O garoto subiu, porem ele não viu que havia um ninho de vespas, assim que ele encostou na maça o galho balançou e as vespas vieram para cima dele, ele se desequilibrou e caiu da árvore batendo a cabeça em uma pedra, morrendo imediatamente. Ela nunca se perdoou por isso. Será o universo cobrando sua dívida?
A “coisa” se aproxima e ela dá um grito abafado e sai correndo. Falta pouco para chegar perto do portão – ela pensou. Ela tropeça e cai torcendo o tornozelo.

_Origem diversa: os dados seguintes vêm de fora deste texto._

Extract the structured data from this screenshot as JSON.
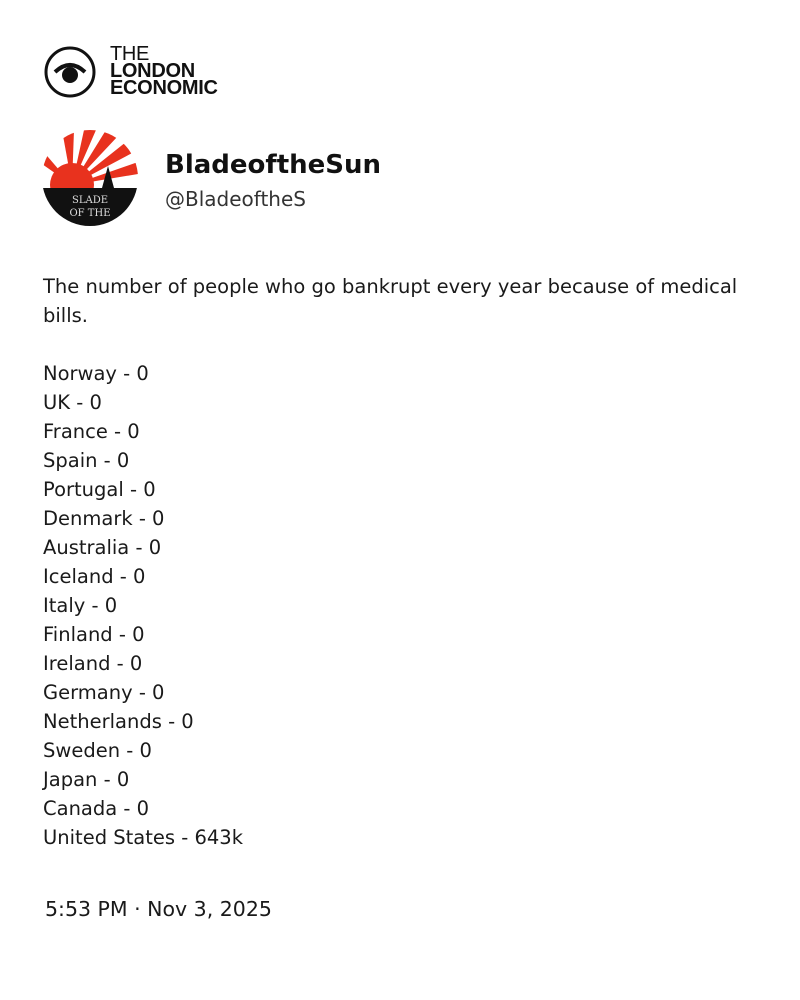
{
  "brand": {
    "line1": "THE",
    "line2": "LONDON",
    "line3": "ECONOMIC"
  },
  "tweet": {
    "display_name": "BladeoftheSun",
    "handle": "@BladeoftheS",
    "avatar_text": "BLADE OF THE SUN",
    "intro": "The number of people who go bankrupt every year because of medical bills.",
    "lines": [
      "Norway - 0",
      "UK - 0",
      "France - 0",
      "Spain - 0",
      "Portugal - 0",
      "Denmark - 0",
      "Australia - 0",
      "Iceland - 0",
      "Italy - 0",
      "Finland - 0",
      "Ireland - 0",
      "Germany - 0",
      "Netherlands - 0",
      "Sweden - 0",
      "Japan - 0",
      "Canada - 0",
      "United States - 643k"
    ],
    "timestamp": "5:53 PM · Nov 3, 2025"
  },
  "colors": {
    "avatar_red": "#e8321e",
    "text": "#1a1a1a"
  }
}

- Aiii, meu pé. – Ela tenta se levantar, mas a dor não deixa. Ela sente A Coisa se aproximando. Ela respira fundo e vai se arrastando.
- Falta pouco, minha salvação está quase ali.  - Ela vê o portão com o vigia sentado de costas, é só bater no vidro que ele irá abrir. O vigia estava totalmente alheio a tudo que estava acontecendo, o seu time havia acabado de fazer um gol. Ela sente algo encostando em sua perna, ela sente algo perfurando a pele, ela tem medo de olhar. Ela tenta rastejar mais rápido “Aquilo vai me pegar”, então coloca a mão suja de sangue espalmada no vidro fosco. Era o seu fim.